Not everyone has two oscillators with the required degree of stability, least of all me. What then if we have a single oscillator on the ground and a feed coax up the 100 metre tower and a transmitting antenna aiming back down toward us. Then feed to the scope both a signal directly from the oscillator and one received from the elevated antenna. There will be propagation delay of course, but both signals will initially have a certain fixed phase difference.
If in fact time proceeds more slowly at ground level compared to 100 metres above the ground then we should perhaps see the two 100MHz signals gradually creeping out of phase at 36 degrees per day despite coming from the same oscillator source, should we not?
Boy o boy – where do i start!
Firstly, without meaning to offend, u know almost zilch about this stuff, & the little that u do know is wrong. Me myself i know a bit more than u, hence i am happy to discuss this stuff.
1. There is no such thing as time. However, everything that we see & feel is a process, & all processes have a rate of ticking, & that ticking is affected by lots of things.
2. Irrelevant but i will comment anyhow. GPS duz not in any way need the synchronization of any clocks anywhere.
3. U mention a perfect clock on the surface & 1km up. Here u show that u don’t understand (1). If there were such a thing as time, & if Einstein were correct, then u would be ok to use the words that u used. But there is no such thing as time, & Einstein was not correct. Getting to the point, what i mean is that u said "clock", meaning any & all clocks. No. Different clocks will be affected by elevation in different ways. And, having identical clocks duznt get around this problem.
4. U mentioned that problem of stability. That is fair enuff. But i would like to point out that much of the instability of clocks is due to an ignorance of real physics. Much of the instability is due to certain effects, which if understood can be accounted for, if not avoided.

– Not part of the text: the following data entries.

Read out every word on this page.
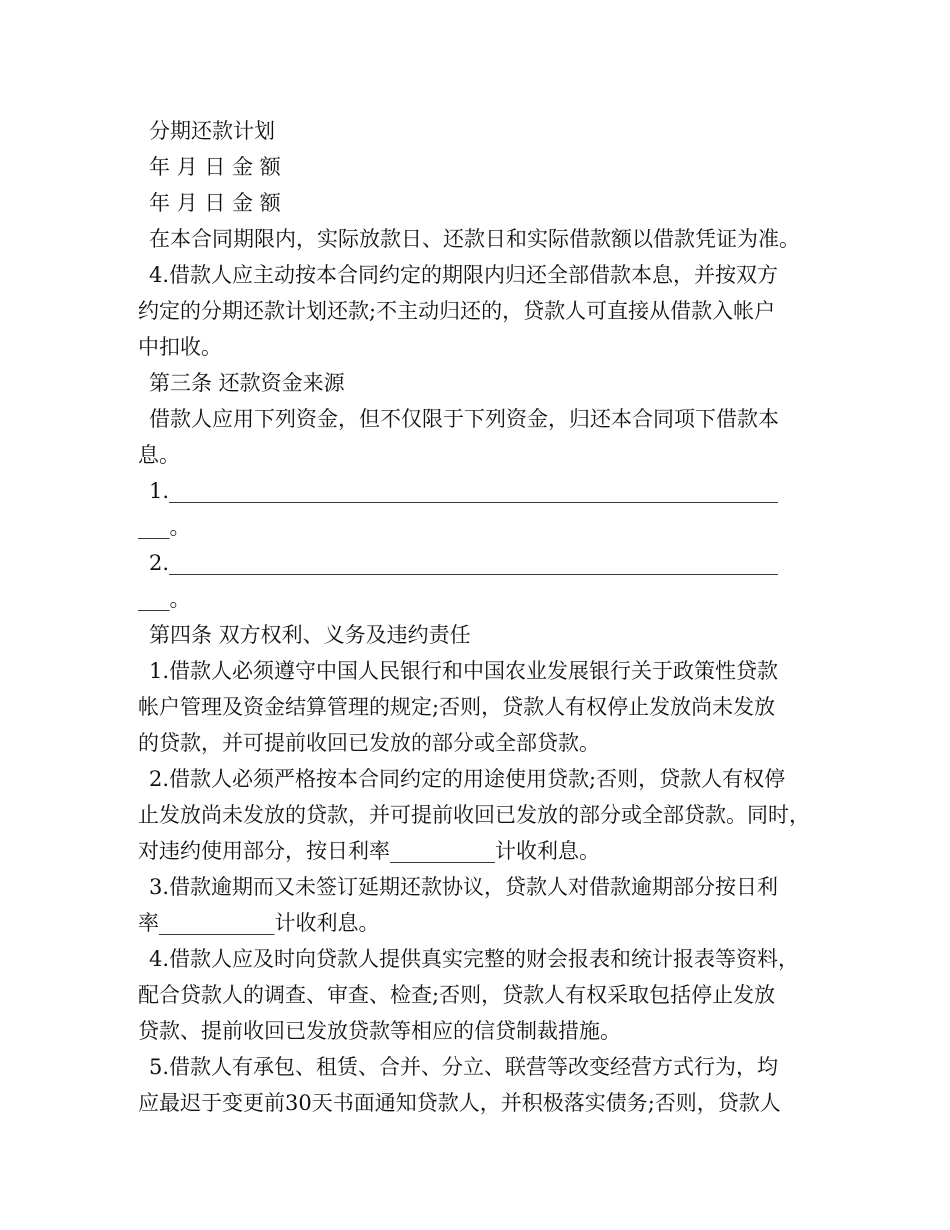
分期还款计划
年 月 日 金 额
年 月 日 金 额
在本合同期限内，实际放款日、还款日和实际借款额以借款凭证为准。
4.借款人应主动按本合同约定的期限内归还全部借款本息，并按双方
约定的分期还款计划还款;不主动归还的，贷款人可直接从借款入帐户
中扣收。
第三条 还款资金来源
借款人应用下列资金，但不仅限于下列资金，归还本合同项下借款本
息。
1.__________________________________________________________
___。
2.__________________________________________________________
___。
第四条 双方权利、义务及违约责任
1.借款人必须遵守中国人民银行和中国农业发展银行关于政策性贷款
帐户管理及资金结算管理的规定;否则，贷款人有权停止发放尚未发放
的贷款，并可提前收回已发放的部分或全部贷款。
2.借款人必须严格按本合同约定的用途使用贷款;否则，贷款人有权停
止发放尚未发放的贷款，并可提前收回已发放的部分或全部贷款。同时，
对违约使用部分，按日利率__________计收利息。
3.借款逾期而又未签订延期还款协议，贷款人对借款逾期部分按日利
率___________计收利息。
4.借款人应及时向贷款人提供真实完整的财会报表和统计报表等资料，
配合贷款人的调查、审查、检查;否则，贷款人有权采取包括停止发放
贷款、提前收回已发放贷款等相应的信贷制裁措施。
5.借款人有承包、租赁、合并、分立、联营等改变经营方式行为，均
应最迟于变更前30天书面通知贷款人，并积极落实债务;否则，贷款人
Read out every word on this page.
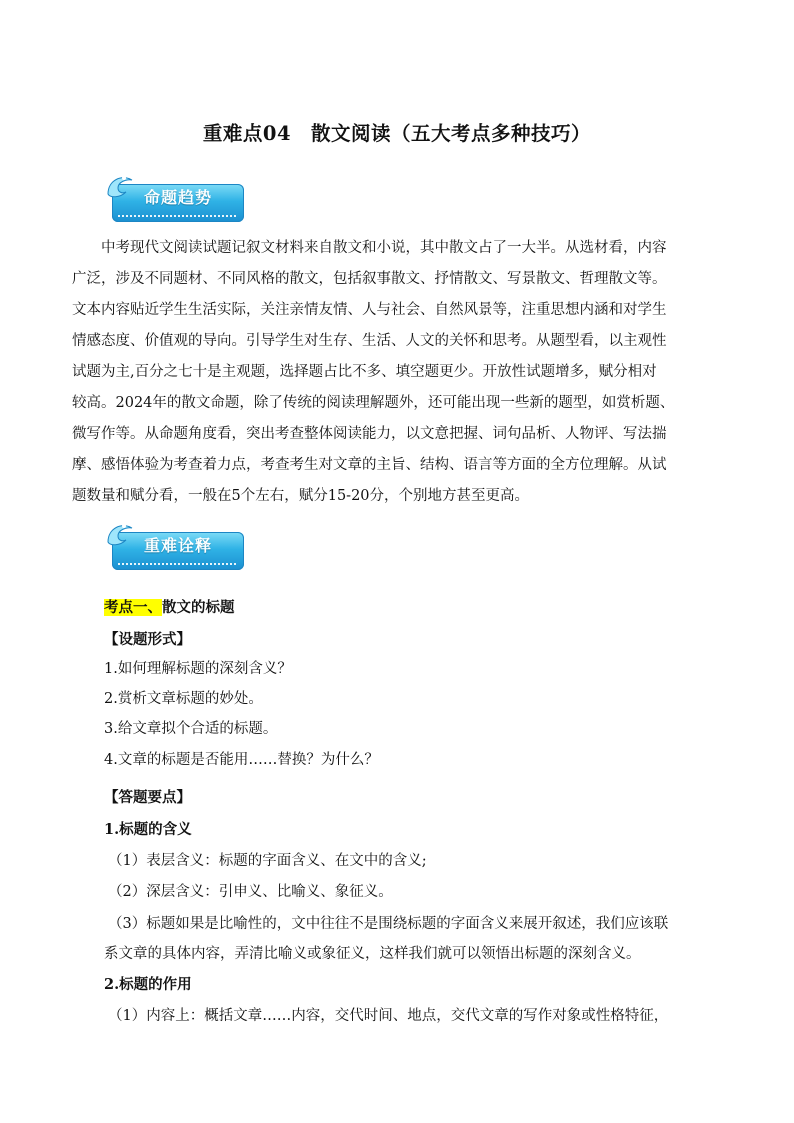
重难点04　散文阅读（五大考点多种技巧）
命题趋势
中考现代文阅读试题记叙文材料来自散文和小说，其中散文占了一大半。从选材看，内容
广泛，涉及不同题材、不同风格的散文，包括叙事散文、抒情散文、写景散文、哲理散文等。
文本内容贴近学生生活实际，关注亲情友情、人与社会、自然风景等，注重思想内涵和对学生
情感态度、价值观的导向。引导学生对生存、生活、人文的关怀和思考。从题型看，以主观性
试题为主,百分之七十是主观题，选择题占比不多、填空题更少。开放性试题增多，赋分相对
较高。2024年的散文命题，除了传统的阅读理解题外，还可能出现一些新的题型，如赏析题、
微写作等。从命题角度看，突出考查整体阅读能力，以文意把握、词句品析、人物评、写法揣
摩、感悟体验为考查着力点，考查考生对文章的主旨、结构、语言等方面的全方位理解。从试
题数量和赋分看，一般在5个左右，赋分15-20分，个别地方甚至更高。
重难诠释
考点一、散文的标题
【设题形式】
1.如何理解标题的深刻含义？
2.赏析文章标题的妙处。
3.给文章拟个合适的标题。
4.文章的标题是否能用……替换？为什么？
【答题要点】
1.标题的含义
（1）表层含义：标题的字面含义、在文中的含义;
（2）深层含义：引申义、比喻义、象征义。
（3）标题如果是比喻性的，文中往往不是围绕标题的字面含义来展开叙述，我们应该联
系文章的具体内容，弄清比喻义或象征义，这样我们就可以领悟出标题的深刻含义。
2.标题的作用
（1）内容上：概括文章……内容，交代时间、地点，交代文章的写作对象或性格特征，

5. Re having a single oscillator & a 100 m antenna. I don’t see how u would get a gradually creeping out of phase (ie that accumulates). What u should expect is a number of different kinds of (nearnuff) cyclical phase changes, due to a number of effects. Some changes will have a daily signature (sidereal day of course), some an annual signature (due to Earth's orbit).
6. Why not use one oscillator. Send a signal from the top of a hill -- & then send a signal from lower. A scope would measure the change in Hz. But i suppose that the heart of the oscillator would be a quartz crystal – a quartz crystal would be affected (by elevation etc) in ways that u could not ever imagine.
7. But i don’t know much about the accuracy of such instruments. And of course the problems of temperature & air pressure etc. But, even if the instruments were very sensitive (& had zero error etc), u could not imagine the (mainly relativistic) effects & peculiar signals that must happen. It would make an MMX look like child's play.
I would be happy to say more about some of this if desired.